MySQL is more intuitive. Authentication? User/password. None of this "ident" or "trust" (really?) schemes. Yes, pg_hba is more flexible, but if you have only one DB user... Yes, it's convenient to have a local "trust" connection. Also a little bit more insecure as well.
And there are convenient mysql* commands, you can tell they are mysql commands.
> What is an hba file? How am I supposed to know what it does?
From the section in the docs titled "the pg_hba.conf file", which explain it quite clearly? [1]
> PostgreSQL has a "createuser" command. Great, but how am I supposed to know this is a PSQL command?
Its not a psql command, its a client application. Which you are expected to know by reading either the documentation section on client applications [2] or the documentation on the administrative function for which that particular application is used [3].
Of course, you don't need the program for the function, you can just use SQL. Which, presumably, you are going to be reading the documentation on for any RDBMS, since even the ones that support the standard the best (e.g., between PostgreSQL and MySQL, PostgreSQL by far) still have some implementation specifics you need to be aware of.
> MySQL is more intuitive. Authentication? User/password.
PostgreSQL supports that, and configures it by default in the project-supplied installers (IIRC, for local connections only by default.) You only need to configure authentication if you are using different options, or want to support remote logins.
> Yes, pg_hba is more flexible, but if you have only one DB user...
You don't need a multiuser RDBMS at all?
> And there are convenient mysql* commands, you can tell they are mysql commands.
And how do you know that they exist or what they do without reading the docs?
Beyond the RTFM part of your post, it's fun that people are so defensive and don't understand what I'm saying.

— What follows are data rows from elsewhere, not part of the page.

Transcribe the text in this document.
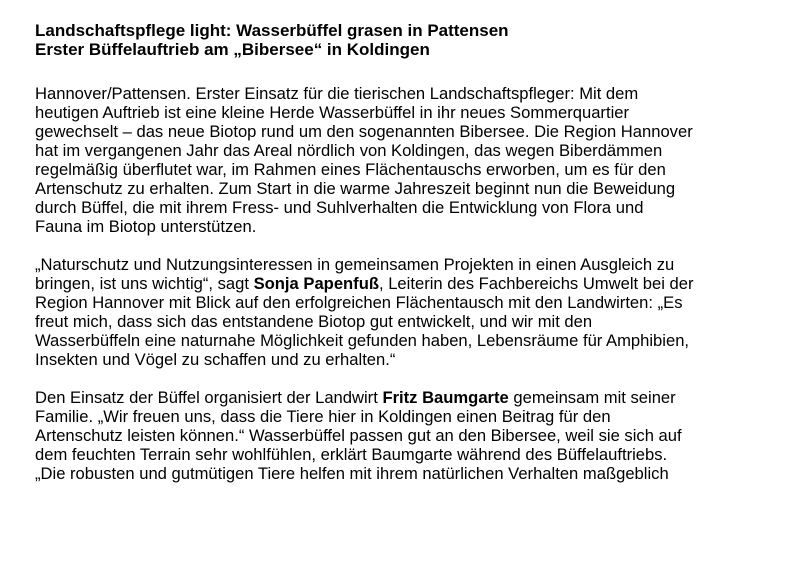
Landschaftspflege light: Wasserbüffel grasen in Pattensen

Erster Büffelauftrieb am „Bibersee“ in Koldingen

Hannover/Pattensen. Erster Einsatz für die tierischen Landschaftspfleger: Mit dem
heutigen Auftrieb ist eine kleine Herde Wasserbüffel in ihr neues Sommerquartier
gewechselt – das neue Biotop rund um den sogenannten Bibersee. Die Region Hannover
hat im vergangenen Jahr das Areal nördlich von Koldingen, das wegen Biberdämmen
regelmäßig überflutet war, im Rahmen eines Flächentauschs erworben, um es für den
Artenschutz zu erhalten. Zum Start in die warme Jahreszeit beginnt nun die Beweidung
durch Büffel, die mit ihrem Fress- und Suhlverhalten die Entwicklung von Flora und
Fauna im Biotop unterstützen.

„Naturschutz und Nutzungsinteressen in gemeinsamen Projekten in einen Ausgleich zu
bringen, ist uns wichtig“, sagt Sonja Papenfuß, Leiterin des Fachbereichs Umwelt bei der
Region Hannover mit Blick auf den erfolgreichen Flächentausch mit den Landwirten: „Es
freut mich, dass sich das entstandene Biotop gut entwickelt, und wir mit den
Wasserbüffeln eine naturnahe Möglichkeit gefunden haben, Lebensräume für Amphibien,
Insekten und Vögel zu schaffen und zu erhalten.“

Den Einsatz der Büffel organisiert der Landwirt Fritz Baumgarte gemeinsam mit seiner
Familie. „Wir freuen uns, dass die Tiere hier in Koldingen einen Beitrag für den
Artenschutz leisten können.“ Wasserbüffel passen gut an den Bibersee, weil sie sich auf
dem feuchten Terrain sehr wohlfühlen, erklärt Baumgarte während des Büffelauftriebs.
„Die robusten und gutmütigen Tiere helfen mit ihrem natürlichen Verhalten maßgeblich
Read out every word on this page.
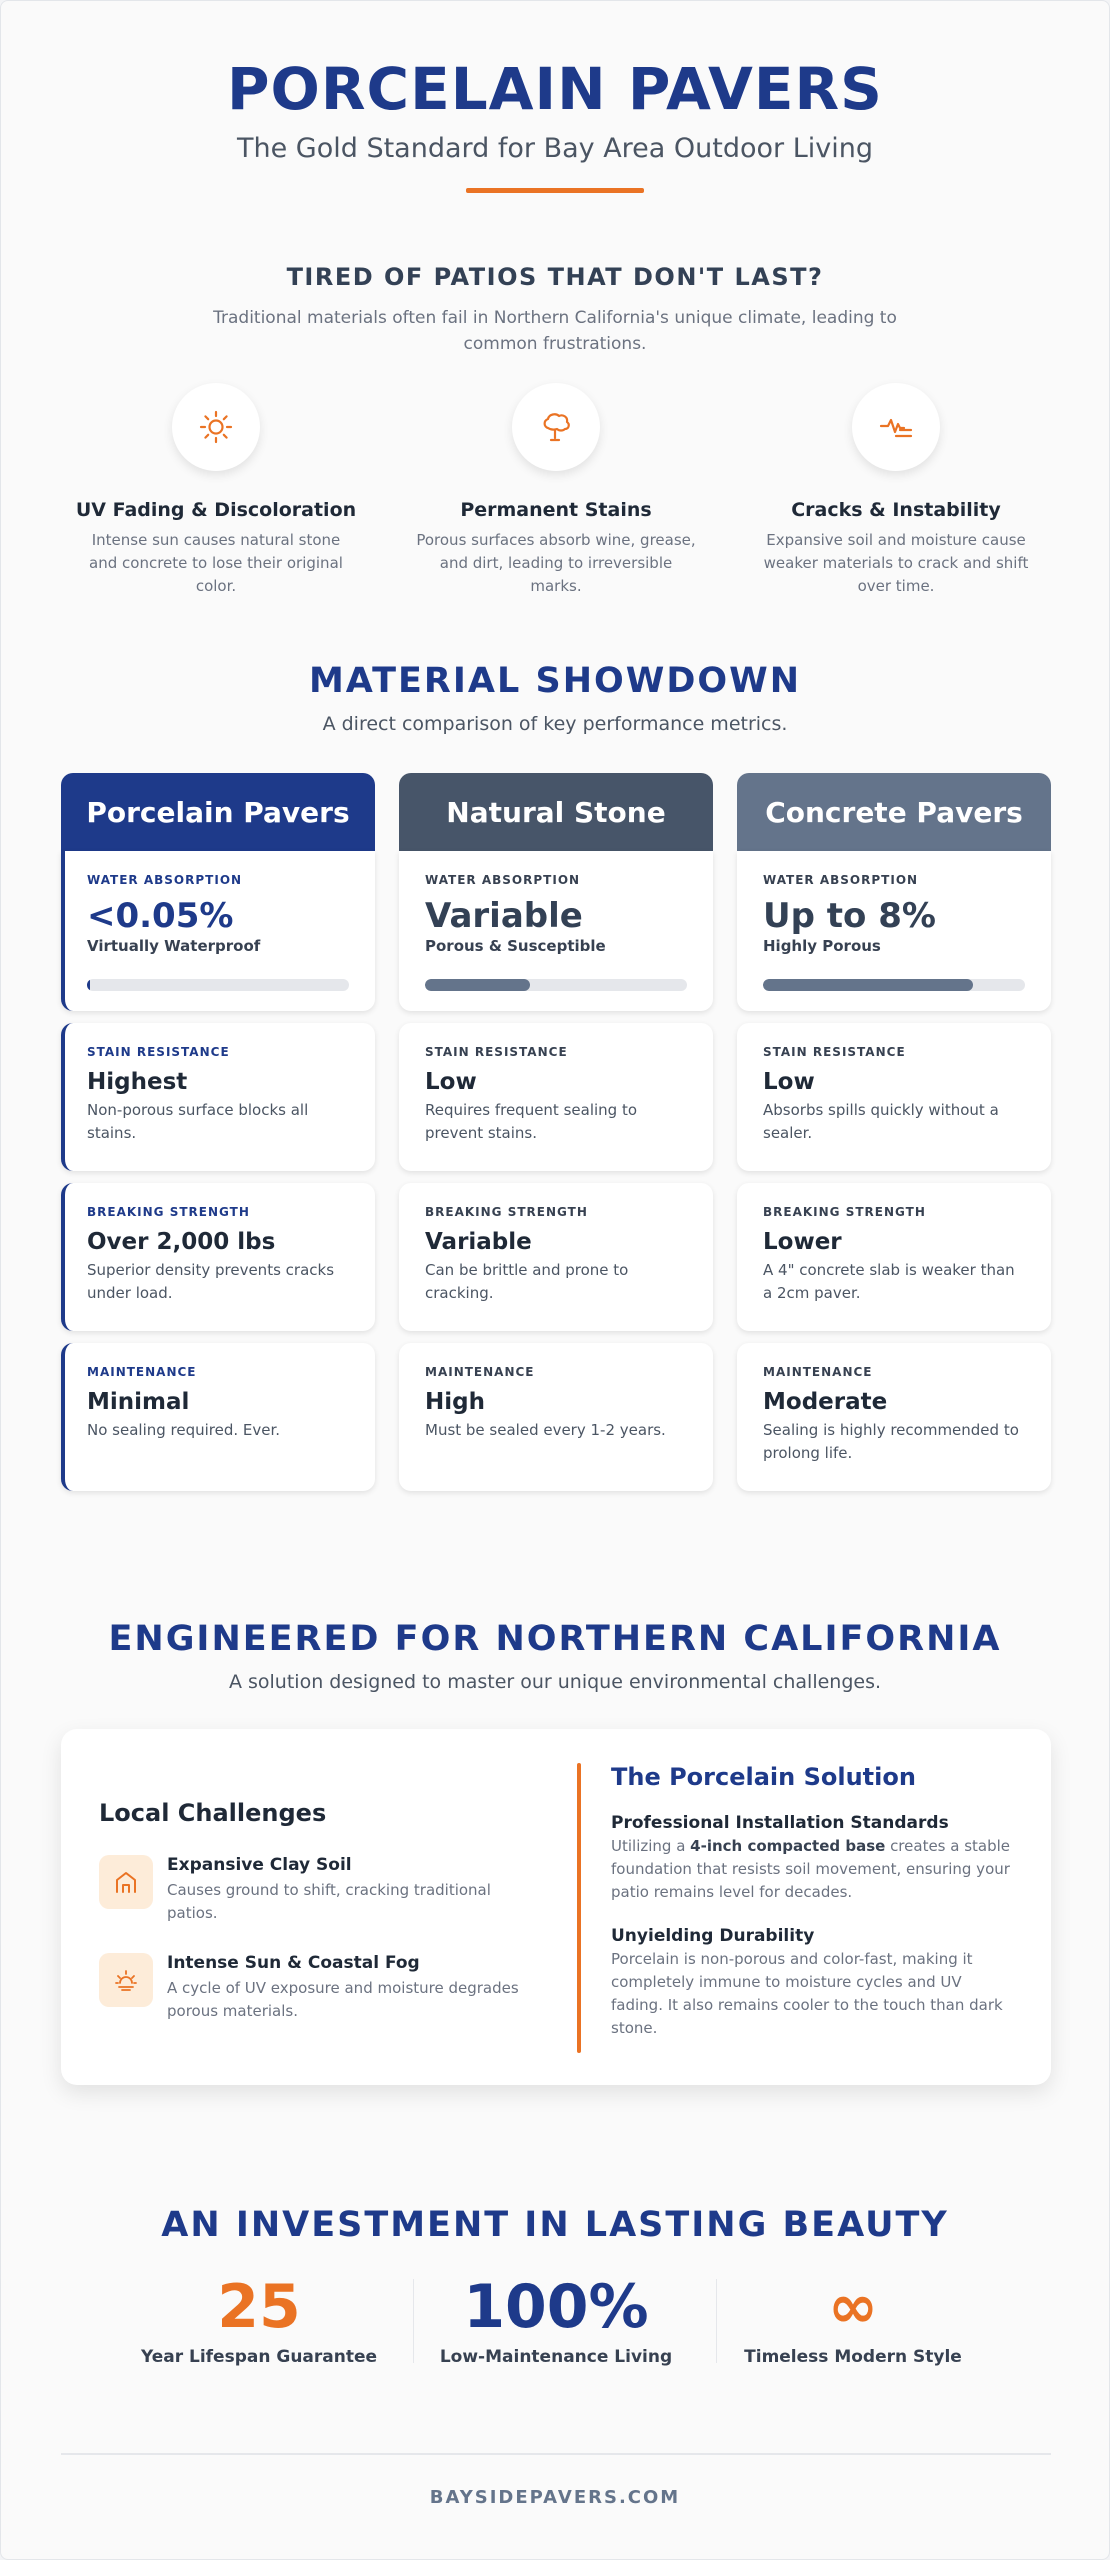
PORCELAIN PAVERS
The Gold Standard for Bay Area Outdoor Living
TIRED OF PATIOS THAT DON'T LAST?

Traditional materials often fail in Northern California's unique climate, leading to common frustrations.

UV Fading & Discoloration

Intense sun causes natural stone and concrete to lose their original color.

Permanent Stains

Porous surfaces absorb wine, grease, and dirt, leading to irreversible marks.

Cracks & Instability

Expansive soil and moisture cause weaker materials to crack and shift over time.

MATERIAL SHOWDOWN

A direct comparison of key performance metrics.

Porcelain Pavers
WATER ABSORPTION
<0.05%
Virtually Waterproof
STAIN RESISTANCE
Highest
Non-porous surface blocks all stains.
BREAKING STRENGTH
Over 2,000 lbs
Superior density prevents cracks under load.
MAINTENANCE
Minimal
No sealing required. Ever.
Natural Stone
WATER ABSORPTION
Variable
Porous & Susceptible
STAIN RESISTANCE
Low
Requires frequent sealing to prevent stains.
BREAKING STRENGTH
Variable
Can be brittle and prone to cracking.
MAINTENANCE
High
Must be sealed every 1-2 years.
Concrete Pavers
WATER ABSORPTION
Up to 8%
Highly Porous
STAIN RESISTANCE
Low
Absorbs spills quickly without a sealer.
BREAKING STRENGTH
Lower
A 4" concrete slab is weaker than a 2cm paver.
MAINTENANCE
Moderate
Sealing is highly recommended to prolong life.
ENGINEERED FOR NORTHERN CALIFORNIA

A solution designed to master our unique environmental challenges.

Local Challenges
Expansive Clay Soil

Causes ground to shift, cracking traditional patios.

Intense Sun & Coastal Fog

A cycle of UV exposure and moisture degrades porous materials.

The Porcelain Solution
Professional Installation Standards

Utilizing a 4-inch compacted base creates a stable foundation that resists soil movement, ensuring your patio remains level for decades.

Unyielding Durability

Porcelain is non-porous and color-fast, making it completely immune to moisture cycles and UV fading. It also remains cooler to the touch than dark stone.

AN INVESTMENT IN LASTING BEAUTY
25
Year Lifespan Guarantee
100%
Low-Maintenance Living
∞
Timeless Modern Style
BAYSIDEPAVERS.COM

"(createuser) not a psql command, its a client application."
Yeah, so postgresql is the only program that creates users for itself? Createuser is a generic name.
(Some) Postgresql client appplications have no prefix. MySQL apps have.
So that if I see a file called mysqladmin I know it's from mysql. If I see a file called createuser I don't have that information. Who says it's from pgsql and not somebody else?
> And how do you know that they exist or what they do without reading the docs?
An hba file is one of the configuration files. The converse question would be: What is a my.cnf file? How am I supposed to know what it does? The answer is the same for both: RTFM
The CREATE USER issue is just bad faith on your part. It is a de-facto standard, used by Oracle, Transact-SQL and ironically MySQL.
In the end, your complain boils down to:
1. Having to edit pg_hba replacing "ident" with "password"
2. Unfamiliarity with pgsql opposed to familiarity with mysql
A developer that chooses tools primarily based on familiarity is on the slippery slope to dinosaur land. Not that it's bad -- Cobol development still pays well to this day.
I'm not talking about "CREATE USER", I'm talking about /usr/sbin/createuser (or whatever it is installed in your system)
"A developer that chooses tools primarily based on familiarity "
Yes, let me waste time to learn how to use the latest fad on HN, sure (not talking about PostgreSQL here)
And PostgreSQL is made of unicorn blood and my projects will be 200% better if I use it instead of MySQL, sure.
It's a DB. There's a narrow range where it would make a difference to use it instead of scaling to more servers, for example. And you can "always" convert later. (Unless you're FB apparently)
My experience has been running on Slackware/RedHat/Ubuntu, though, and never on any Windows version, if that matters.
I really like how all values in the SQL in PostgreSQL can be replaced with arbitrary expressions, including stored functions. YMMV.